My understanding is that Intel's quoted "max turbo boost" speed is only guaranteed when a single core is active, and that when all cores are active, the clock speed could conceivably fall to the base clock speed (which is often much lower).
I'm wondering how this actually looks in practice for a modern server Intel CPU. I ran some tests on AWS and I can't detect any clock speed slowdown even up to n=32 active processes, which is surprising and contradicts online references (links at bottom).
I'm on an AWS EC2 box with 32 core Xeon Platinum 8375C, which advertises 3.5 GHz max turbo boost and 2.9 GHz base speed.
When I run stress --cpu 32 --timeout 20
and measure clock speed via watch -n 1 "cat /proc/cpuinfo | grep 'MHz'"
, I see speeds extremely close to 3.5 GHz regardless of how many active cores I use.
This contradicts all the analysis I can find online - each of the links below has a table showing all core frequency significantly less than the max turbo frequency. The general intuition is that turbo speed will decrease as active cores increases. What's going on here?
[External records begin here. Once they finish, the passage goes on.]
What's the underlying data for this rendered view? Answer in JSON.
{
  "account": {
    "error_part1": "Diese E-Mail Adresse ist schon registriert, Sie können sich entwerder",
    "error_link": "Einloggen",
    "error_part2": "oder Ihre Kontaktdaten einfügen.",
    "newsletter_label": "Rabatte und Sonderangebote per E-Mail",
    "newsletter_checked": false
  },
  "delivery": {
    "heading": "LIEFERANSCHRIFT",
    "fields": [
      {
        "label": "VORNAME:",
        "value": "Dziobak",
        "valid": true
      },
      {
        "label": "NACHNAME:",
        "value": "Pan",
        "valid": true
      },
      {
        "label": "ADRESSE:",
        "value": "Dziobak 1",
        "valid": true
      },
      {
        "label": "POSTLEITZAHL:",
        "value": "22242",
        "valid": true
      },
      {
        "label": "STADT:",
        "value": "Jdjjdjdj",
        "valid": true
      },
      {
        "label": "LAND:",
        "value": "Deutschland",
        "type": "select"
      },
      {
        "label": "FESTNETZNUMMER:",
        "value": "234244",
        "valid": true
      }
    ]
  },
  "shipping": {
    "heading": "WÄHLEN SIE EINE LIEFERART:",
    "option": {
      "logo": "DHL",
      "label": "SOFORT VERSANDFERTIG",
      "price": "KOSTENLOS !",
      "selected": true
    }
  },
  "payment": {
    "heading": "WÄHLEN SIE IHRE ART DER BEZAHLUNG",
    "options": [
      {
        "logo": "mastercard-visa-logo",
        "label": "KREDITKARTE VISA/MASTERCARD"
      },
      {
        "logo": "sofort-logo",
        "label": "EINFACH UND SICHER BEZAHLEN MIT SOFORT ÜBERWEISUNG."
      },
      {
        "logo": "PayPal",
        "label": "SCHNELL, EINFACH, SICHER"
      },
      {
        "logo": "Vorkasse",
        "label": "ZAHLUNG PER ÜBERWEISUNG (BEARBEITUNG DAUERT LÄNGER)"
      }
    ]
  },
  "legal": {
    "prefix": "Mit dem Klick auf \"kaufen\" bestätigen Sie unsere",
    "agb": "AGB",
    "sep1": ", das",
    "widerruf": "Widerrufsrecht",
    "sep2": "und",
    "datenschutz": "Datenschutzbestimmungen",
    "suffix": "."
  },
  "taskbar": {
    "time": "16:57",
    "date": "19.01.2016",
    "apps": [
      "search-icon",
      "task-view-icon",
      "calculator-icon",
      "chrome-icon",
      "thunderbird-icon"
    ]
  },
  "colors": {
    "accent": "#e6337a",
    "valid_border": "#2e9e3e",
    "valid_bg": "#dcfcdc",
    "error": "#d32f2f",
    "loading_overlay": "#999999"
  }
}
Does AWS have unusually good cooling?
- https://servethehome.com/wp-content/uploads/2023/01/4th-Gen-Intel-Xeon-Scalable-Sapphire-Rapids-Launch-SKU-List.jpg
- https://community.intel.com/t5/Processors/What-is-the-all-core-non-avx-turbo-freq-of-xeon-gold-6256-and/m-p/677979
- https://forum.level1techs.com/t/intel-xeon-all-core-turbo/203623/4
From a practical perspective, when selecting a server CPU should one pay any attention at all to the base frequency or simply optimize for the max turbo boost frequency, even for highly parallel workloads?